Betty Hickey started growing pumpkins to entertain her grandchildren in 1993. Now, 19 years later, her farm on Caldwell Hill Road in Marshall County yields thousands of the gourds annually that she sells to the public and local stores.

Located about 8 miles from the Elm Grove section of Wheeling off Big Wheeling Creek Road, the Pumpkin Patch offers people the opportunity pick their own pumpkins from Hickey's field. Those who don't feel like traversing the acreage can choose from already-picked pumpkins beside the barns.

''I enjoy it. The kids have a good time,'' Hickey said. ''It's good for them and educational - they see how they grow.''

Article Photos

Photos by Shelley Hanson
Using an all-terrain vehicle, Glenn Hickey tows corn stalks past a field full of pumpkins at the Pumpkin Patch in Marshall County.

Hickey's son, Glenn Hickey, said the farm has the ability to produce 12,000 pumpkins during one growing season, though not all of them will survive to be sold. In addition to fighting insects as they must every year, Glenn Hickey said this summer's crop was nearly a total loss because of drought-like conditions.

''One rain saved us. If we hadn't gotten that one rain, we wouldn't have had pumpkins like this,'' he said.

Over the years, Betty Hickey has learned what varieties of pumpkins grow best on her farm.

In addition to the standard orange pumpkin, they also grow white pumpkins and those with names like ''warty thing,'' ''big moose'' and ''swan gourd.'' They also sell miniature gourds, ornamental corn, cornstalks and straw bales.

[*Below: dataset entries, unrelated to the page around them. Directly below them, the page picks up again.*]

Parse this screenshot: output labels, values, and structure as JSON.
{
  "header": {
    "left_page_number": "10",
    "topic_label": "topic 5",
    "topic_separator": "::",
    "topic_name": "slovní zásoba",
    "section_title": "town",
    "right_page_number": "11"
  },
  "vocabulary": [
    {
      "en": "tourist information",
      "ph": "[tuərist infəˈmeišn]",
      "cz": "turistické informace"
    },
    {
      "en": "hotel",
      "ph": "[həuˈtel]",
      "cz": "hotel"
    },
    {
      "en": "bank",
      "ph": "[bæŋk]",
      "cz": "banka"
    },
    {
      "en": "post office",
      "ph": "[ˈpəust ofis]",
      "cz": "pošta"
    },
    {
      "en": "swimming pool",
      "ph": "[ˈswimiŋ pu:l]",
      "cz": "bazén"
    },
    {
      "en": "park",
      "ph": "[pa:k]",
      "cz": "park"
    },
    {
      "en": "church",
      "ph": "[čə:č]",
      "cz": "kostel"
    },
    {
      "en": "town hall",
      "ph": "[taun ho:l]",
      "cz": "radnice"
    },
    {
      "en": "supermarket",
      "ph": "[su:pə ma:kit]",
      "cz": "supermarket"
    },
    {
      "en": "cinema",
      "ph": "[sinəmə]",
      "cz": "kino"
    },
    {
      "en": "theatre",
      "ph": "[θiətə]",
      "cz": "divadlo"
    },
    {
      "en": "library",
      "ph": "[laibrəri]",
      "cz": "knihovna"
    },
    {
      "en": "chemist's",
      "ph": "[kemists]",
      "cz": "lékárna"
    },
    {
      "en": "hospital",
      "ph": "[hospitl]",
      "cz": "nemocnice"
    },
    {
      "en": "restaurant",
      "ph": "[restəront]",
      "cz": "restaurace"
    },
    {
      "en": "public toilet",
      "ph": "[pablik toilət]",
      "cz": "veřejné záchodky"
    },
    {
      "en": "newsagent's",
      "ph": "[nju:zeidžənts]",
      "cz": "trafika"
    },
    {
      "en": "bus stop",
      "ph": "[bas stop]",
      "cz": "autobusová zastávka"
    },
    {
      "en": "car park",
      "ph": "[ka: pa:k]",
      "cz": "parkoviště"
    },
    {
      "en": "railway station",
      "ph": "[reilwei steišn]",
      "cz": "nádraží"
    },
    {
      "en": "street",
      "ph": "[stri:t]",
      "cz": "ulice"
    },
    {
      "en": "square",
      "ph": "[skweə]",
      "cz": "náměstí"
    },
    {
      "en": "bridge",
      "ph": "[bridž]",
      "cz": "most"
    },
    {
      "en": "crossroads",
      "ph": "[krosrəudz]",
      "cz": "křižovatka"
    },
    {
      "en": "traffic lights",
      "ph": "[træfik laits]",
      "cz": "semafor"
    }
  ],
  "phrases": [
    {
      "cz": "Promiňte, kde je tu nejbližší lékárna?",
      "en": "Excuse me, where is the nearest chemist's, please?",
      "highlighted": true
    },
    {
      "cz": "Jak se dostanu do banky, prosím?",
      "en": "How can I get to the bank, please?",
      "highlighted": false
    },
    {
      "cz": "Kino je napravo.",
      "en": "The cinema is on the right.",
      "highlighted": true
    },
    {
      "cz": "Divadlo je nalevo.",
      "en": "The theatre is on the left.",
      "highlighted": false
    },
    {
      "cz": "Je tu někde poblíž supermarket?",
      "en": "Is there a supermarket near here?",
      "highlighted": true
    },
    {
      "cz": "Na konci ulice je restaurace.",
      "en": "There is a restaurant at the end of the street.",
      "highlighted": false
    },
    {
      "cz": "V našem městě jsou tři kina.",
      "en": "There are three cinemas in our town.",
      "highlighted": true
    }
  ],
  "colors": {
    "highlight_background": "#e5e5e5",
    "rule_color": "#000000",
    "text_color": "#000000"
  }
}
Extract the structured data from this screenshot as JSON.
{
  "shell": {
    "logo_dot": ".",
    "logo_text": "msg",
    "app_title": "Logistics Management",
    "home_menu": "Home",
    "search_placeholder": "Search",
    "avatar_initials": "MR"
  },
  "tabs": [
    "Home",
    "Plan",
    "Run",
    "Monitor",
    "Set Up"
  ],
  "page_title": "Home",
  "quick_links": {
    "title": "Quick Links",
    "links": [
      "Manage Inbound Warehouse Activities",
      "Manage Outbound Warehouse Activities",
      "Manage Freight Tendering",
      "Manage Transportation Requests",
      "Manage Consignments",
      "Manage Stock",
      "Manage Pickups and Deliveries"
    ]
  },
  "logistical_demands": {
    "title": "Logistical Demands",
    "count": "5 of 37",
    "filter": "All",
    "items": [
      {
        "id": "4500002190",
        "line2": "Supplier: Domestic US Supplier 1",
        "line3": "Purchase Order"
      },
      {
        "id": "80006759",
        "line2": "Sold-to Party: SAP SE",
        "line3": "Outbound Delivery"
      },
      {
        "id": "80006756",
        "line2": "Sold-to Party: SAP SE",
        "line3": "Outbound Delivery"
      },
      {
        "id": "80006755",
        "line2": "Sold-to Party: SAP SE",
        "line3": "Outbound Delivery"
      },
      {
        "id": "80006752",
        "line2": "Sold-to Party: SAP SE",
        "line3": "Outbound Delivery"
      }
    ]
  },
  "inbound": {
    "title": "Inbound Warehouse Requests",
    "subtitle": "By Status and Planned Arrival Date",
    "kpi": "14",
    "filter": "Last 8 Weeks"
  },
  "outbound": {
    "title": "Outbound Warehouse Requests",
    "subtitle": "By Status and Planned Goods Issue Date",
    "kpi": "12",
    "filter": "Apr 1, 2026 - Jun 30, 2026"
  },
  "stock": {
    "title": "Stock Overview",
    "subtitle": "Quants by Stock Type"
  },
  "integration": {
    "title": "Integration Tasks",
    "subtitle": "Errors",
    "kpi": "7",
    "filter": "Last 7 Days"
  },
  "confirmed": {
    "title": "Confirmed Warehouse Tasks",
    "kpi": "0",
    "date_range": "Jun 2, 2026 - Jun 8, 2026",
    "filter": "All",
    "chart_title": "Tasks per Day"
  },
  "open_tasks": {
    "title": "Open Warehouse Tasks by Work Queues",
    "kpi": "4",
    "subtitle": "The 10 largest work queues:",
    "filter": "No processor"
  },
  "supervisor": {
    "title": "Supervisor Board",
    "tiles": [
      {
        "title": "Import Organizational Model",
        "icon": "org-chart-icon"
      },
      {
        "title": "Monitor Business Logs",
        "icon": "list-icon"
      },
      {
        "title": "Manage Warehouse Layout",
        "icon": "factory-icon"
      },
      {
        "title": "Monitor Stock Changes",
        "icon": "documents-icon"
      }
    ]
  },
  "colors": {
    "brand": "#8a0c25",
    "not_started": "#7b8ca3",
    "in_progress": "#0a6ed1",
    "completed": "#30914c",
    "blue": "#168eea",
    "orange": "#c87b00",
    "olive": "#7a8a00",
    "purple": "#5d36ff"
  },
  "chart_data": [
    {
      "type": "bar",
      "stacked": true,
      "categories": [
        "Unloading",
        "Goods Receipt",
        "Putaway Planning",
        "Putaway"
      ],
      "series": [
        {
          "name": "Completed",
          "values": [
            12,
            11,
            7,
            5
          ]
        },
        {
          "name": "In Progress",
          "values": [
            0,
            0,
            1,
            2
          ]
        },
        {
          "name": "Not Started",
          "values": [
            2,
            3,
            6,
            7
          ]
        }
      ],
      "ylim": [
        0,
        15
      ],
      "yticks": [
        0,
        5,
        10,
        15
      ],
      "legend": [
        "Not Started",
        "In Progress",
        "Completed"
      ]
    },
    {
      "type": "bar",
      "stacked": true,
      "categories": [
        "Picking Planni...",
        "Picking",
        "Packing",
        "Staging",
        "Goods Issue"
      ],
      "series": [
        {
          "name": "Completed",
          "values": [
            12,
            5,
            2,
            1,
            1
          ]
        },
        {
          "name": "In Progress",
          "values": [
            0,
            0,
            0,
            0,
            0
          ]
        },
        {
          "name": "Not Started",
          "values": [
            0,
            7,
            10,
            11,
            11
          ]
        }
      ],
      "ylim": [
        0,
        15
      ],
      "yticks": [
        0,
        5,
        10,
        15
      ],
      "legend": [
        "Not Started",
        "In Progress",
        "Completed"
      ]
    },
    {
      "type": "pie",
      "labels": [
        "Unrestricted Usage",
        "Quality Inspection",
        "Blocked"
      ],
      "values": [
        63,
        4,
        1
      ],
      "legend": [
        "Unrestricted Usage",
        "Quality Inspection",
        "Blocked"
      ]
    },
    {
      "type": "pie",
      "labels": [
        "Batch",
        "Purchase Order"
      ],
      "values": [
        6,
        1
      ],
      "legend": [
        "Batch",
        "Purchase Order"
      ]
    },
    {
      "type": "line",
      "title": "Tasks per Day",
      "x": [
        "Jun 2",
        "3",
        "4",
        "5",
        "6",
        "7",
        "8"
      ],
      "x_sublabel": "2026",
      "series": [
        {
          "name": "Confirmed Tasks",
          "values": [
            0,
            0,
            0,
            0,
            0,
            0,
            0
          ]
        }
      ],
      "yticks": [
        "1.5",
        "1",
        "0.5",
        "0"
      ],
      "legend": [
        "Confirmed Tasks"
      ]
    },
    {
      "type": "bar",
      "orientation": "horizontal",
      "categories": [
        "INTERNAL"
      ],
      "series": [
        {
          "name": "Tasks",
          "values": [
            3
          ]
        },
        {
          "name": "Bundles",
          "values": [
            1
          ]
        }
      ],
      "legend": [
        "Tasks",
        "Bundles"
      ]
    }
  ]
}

''We've never tried to grow huge pumpkins like they do in Barnesville,'' Glenn Hickey said, referring to the annual King Pumpkin contest held during the Barnesville Pumpkin Festival that runs through Sunday. The annual pumpkin weigh-in will be held tonight on the streets of Barnesville, with the festival's opening ceremony to take place Thursday.

Hickey noted each year she hosts a Marshall County Head Start class and gives each child a pumpkin to take home. In addition to her farm, her pumpkins also are sold at the Elm Grove Riesbeck's, the Marshall County Co-op, Knights Farm Supply and are featured in decorations during the Ohio County Country Fair and Boo at the Zoo at Oglebay Park.

The Pumpkin Patch is open daily from 1 p.m. until dark.